Corrupção e capitalismo
Pedro Goulart — 12 Novembro 2009
Os mais recentes acontecimentos públicos no domínio da corrupção envolvem António Godinho, um “dinâmico” empreendedor de sucatas, de Aveiro, cujos lucros se têm multiplicado nos últimos anos, Armando Vara, vice-presidente do BCP, já useiro e vezeiro nestas andanças, José Penedos, presidente da REN (o tal que dizia abrir champanhe sempre que privatizava uma empresa), Paulo Penedos, Lopes Barreira e mais de uma dezena de outros cidadãos, atingindo sobretudo gente da área do PS. Os dados apontam também para várias outras empresas (Carris, CTT, EDP, Empordef e Estradas de Portugal), assim como para diversas autarquias envolvidas no “negócio”.

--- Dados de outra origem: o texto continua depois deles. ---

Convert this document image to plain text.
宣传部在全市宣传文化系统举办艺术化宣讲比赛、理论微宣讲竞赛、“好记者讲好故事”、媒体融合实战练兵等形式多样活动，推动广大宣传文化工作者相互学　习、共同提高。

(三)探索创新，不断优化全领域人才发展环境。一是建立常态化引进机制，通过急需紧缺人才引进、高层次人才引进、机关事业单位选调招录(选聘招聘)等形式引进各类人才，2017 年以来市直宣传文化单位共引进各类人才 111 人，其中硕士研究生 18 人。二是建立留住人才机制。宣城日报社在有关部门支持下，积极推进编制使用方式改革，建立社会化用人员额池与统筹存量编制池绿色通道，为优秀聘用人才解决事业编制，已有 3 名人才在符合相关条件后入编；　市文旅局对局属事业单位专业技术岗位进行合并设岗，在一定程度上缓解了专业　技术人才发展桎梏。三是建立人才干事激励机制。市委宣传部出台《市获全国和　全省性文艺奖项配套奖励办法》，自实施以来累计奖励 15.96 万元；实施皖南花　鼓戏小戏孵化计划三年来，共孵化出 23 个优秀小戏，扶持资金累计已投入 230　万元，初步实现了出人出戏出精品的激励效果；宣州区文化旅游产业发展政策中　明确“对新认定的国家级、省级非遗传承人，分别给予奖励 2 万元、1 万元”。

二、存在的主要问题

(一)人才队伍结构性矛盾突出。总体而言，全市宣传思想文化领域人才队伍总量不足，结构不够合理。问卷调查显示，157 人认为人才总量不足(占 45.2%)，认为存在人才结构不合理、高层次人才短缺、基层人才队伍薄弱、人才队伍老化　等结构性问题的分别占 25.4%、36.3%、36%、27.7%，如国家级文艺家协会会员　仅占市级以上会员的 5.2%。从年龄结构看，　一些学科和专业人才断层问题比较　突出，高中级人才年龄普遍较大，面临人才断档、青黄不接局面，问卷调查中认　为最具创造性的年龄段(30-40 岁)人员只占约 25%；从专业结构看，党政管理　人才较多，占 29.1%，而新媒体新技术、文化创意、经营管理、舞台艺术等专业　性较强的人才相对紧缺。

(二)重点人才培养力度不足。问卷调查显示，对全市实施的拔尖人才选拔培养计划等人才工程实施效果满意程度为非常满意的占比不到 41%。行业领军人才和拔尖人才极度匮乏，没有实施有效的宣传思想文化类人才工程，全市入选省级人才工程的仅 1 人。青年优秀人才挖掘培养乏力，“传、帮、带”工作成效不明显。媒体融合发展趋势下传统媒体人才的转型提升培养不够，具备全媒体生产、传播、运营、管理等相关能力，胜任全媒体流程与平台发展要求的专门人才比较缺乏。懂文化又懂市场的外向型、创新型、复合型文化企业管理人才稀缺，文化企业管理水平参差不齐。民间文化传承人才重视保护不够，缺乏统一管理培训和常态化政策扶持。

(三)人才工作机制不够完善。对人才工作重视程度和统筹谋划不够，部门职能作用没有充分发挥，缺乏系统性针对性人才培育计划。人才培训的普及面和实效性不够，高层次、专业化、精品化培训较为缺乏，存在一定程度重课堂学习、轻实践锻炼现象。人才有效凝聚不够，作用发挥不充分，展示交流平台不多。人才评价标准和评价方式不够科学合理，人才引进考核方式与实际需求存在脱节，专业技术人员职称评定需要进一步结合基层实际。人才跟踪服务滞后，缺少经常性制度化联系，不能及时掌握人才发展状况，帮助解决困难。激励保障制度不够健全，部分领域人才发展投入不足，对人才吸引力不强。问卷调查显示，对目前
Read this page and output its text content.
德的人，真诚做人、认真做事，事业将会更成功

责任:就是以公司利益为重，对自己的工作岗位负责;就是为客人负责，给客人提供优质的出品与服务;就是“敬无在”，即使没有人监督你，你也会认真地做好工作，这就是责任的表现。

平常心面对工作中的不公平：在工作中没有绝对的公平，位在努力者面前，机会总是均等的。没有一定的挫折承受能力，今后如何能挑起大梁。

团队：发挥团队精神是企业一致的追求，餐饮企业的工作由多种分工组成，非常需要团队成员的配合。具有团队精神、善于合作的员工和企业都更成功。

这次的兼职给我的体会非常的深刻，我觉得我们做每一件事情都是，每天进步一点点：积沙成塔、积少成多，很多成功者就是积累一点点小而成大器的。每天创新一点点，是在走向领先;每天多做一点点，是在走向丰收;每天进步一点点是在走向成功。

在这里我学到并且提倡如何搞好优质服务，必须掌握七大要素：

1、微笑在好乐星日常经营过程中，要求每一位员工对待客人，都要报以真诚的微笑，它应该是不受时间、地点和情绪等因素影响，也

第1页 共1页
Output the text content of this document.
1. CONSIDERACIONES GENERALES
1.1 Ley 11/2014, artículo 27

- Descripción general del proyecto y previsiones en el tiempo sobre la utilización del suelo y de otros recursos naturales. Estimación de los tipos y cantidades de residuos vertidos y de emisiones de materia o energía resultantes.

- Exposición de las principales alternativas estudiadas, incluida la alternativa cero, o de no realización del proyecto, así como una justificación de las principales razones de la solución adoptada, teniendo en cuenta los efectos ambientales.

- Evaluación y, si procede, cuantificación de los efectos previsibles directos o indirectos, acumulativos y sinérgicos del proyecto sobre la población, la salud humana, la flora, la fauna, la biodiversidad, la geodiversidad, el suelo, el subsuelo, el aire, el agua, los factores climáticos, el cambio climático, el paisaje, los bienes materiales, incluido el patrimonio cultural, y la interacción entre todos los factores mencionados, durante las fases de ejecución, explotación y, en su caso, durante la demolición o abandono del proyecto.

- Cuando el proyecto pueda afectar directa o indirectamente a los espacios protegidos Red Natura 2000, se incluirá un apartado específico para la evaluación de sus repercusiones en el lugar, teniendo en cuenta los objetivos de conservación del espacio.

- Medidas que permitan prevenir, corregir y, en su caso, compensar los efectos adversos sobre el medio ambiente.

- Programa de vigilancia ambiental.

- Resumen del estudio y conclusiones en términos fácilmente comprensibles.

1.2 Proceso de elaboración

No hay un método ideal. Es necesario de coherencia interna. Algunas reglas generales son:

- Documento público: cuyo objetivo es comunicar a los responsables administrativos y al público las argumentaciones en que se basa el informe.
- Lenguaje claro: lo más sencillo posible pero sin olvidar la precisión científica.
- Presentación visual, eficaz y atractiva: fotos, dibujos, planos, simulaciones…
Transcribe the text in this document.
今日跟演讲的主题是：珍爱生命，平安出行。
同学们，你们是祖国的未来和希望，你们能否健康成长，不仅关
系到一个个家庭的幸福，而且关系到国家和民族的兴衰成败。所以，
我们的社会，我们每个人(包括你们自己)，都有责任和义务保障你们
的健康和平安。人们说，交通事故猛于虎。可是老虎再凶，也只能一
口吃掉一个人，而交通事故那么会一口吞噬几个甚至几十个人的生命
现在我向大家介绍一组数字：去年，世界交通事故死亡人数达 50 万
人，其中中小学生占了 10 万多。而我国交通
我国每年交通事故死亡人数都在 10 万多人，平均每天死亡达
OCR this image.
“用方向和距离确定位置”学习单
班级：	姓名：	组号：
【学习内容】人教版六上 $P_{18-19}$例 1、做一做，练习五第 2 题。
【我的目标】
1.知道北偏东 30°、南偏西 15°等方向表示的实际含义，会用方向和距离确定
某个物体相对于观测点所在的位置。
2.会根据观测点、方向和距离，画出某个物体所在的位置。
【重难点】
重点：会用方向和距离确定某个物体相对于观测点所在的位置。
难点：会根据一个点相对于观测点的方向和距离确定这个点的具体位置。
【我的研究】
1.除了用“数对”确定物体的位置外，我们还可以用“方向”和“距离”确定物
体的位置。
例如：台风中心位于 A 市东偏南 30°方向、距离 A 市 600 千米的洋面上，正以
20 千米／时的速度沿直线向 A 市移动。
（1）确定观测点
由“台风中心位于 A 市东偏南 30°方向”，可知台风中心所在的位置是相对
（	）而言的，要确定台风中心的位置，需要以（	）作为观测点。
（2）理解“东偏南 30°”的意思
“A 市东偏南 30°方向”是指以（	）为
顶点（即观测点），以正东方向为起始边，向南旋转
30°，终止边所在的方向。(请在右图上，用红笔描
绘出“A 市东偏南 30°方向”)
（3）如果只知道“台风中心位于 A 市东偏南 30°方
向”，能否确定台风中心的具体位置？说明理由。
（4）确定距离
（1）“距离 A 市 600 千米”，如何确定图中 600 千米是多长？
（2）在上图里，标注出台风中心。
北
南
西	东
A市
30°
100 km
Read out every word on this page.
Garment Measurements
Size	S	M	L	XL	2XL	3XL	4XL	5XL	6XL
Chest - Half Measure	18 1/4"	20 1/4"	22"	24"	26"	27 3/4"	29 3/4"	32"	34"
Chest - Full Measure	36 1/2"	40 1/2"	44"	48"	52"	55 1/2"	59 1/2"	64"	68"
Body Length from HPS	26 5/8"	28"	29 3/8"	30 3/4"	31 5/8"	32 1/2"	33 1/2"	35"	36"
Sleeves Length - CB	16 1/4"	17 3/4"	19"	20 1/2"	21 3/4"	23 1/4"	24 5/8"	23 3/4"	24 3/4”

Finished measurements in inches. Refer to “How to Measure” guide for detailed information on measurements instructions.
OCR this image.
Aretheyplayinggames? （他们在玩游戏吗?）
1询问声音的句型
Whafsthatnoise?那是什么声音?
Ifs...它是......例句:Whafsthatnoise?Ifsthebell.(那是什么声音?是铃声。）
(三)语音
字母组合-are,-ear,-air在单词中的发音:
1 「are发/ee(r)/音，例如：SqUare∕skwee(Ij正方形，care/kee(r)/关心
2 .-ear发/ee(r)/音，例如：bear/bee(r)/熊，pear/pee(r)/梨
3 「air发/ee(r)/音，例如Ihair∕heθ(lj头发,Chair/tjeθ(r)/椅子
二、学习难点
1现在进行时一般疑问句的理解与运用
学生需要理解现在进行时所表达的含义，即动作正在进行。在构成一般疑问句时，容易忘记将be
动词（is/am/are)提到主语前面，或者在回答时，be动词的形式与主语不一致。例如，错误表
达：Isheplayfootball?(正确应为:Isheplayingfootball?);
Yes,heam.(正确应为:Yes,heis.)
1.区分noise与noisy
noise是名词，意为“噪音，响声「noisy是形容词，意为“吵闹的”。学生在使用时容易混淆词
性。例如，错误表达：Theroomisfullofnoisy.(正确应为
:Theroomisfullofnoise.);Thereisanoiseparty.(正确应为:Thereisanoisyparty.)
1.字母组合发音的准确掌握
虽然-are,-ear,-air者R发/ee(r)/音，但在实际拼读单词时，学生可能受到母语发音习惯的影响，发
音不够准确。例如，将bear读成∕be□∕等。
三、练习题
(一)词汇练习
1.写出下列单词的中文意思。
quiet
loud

Mesmo encarando com alguma reserva as (por vezes, fantasiosas) acusações provenientes de um aparelho judicial não confiável e sem embarcar em histerias justiceiras, parece estarmos aqui efectivamente perante factos que indiciam a existência de um grande polvo de negócios escuros.
Mas a operação “Face Oculta” corresponde apenas a mais um caso, a somar a outros já bem conhecidos: Freeport (também ligado ao PS), SLN/BPN (envolvendo gente grada do PSD), assim como os relativos à compra de submarinos ou ao processo Portucale (da área do CDS). Ou, ainda, o caso BCP.
Estes casos cobrem as estruturas partidárias (e os partidos também preciso de muito dinheiro!) que têm governado o País nas últimas décadas. Pressões de empresas privadas sobre o aparelho de estado, subornos, compra de altos funcionários públicos e autarcas, branqueamento de capitais, enchimento de cofres partidários ou pessoais, são alguns dos aspectos mais em evidência nos processos acima referidos.
Contudo, estes casos apenas representam algumas ilhas de um continente de corrupção, que articula gestores e funcionários de empresas públicas e privadas, autarquias, homens do aparelho de estado, elementos das forças policiais, assim como responsáveis dos partidos políticos das classes dominantes. Há autênticas máfias organizadas impondo a sua lei, envolvendo pais e filhos, correligionários, afilhados e padrinhos.
Tendo a economia capitalista como motor o lucro e a acumulação, tal acarreta, no actual estádio de desenvolvimento do sistema, a corrupção como uma variável endógena ao seu funcionamento. Variável que, nalguns países, já ultrapassa em valor o próprio tráfico de droga. Trata-se, hoje, efectivamente, de um sistema económico e político em putrefacção.
Não concordamos com aqueles que, à esquerda, acham que não se deve perder tempo com a denúncia da corrupção e que julgam que, ao fazê-la, podemos estar a ocultar o fundamental do sistema ou, até, eventualmente, a contribuir para a emergência de ditaduras de direita. Pensar ou agir deste modo, desvalorizando a variável corruptora do capitalismo, pode levar a um combate abstracto ou à ideia de que nada vale a pena, conduzindo, por vezes, à adopção de uma posição cínica face à sociedade em que vivemos.
Com a denúncia da corrupção, não procuramos contribuir para melhorar, “corrigir” ou “moralizar”o sistema capitalista (de que a corrupção é parte integrante), mas revelar à generalidade das pessoas o modo de vida do capital, acumulando nelas a revolta contra o sistema. Esta denúncia faz, assim, parte da necessária e sistemática desmontagem política de um modo de produção que explora e oprime milhões de homens e mulheres deste nosso mundo.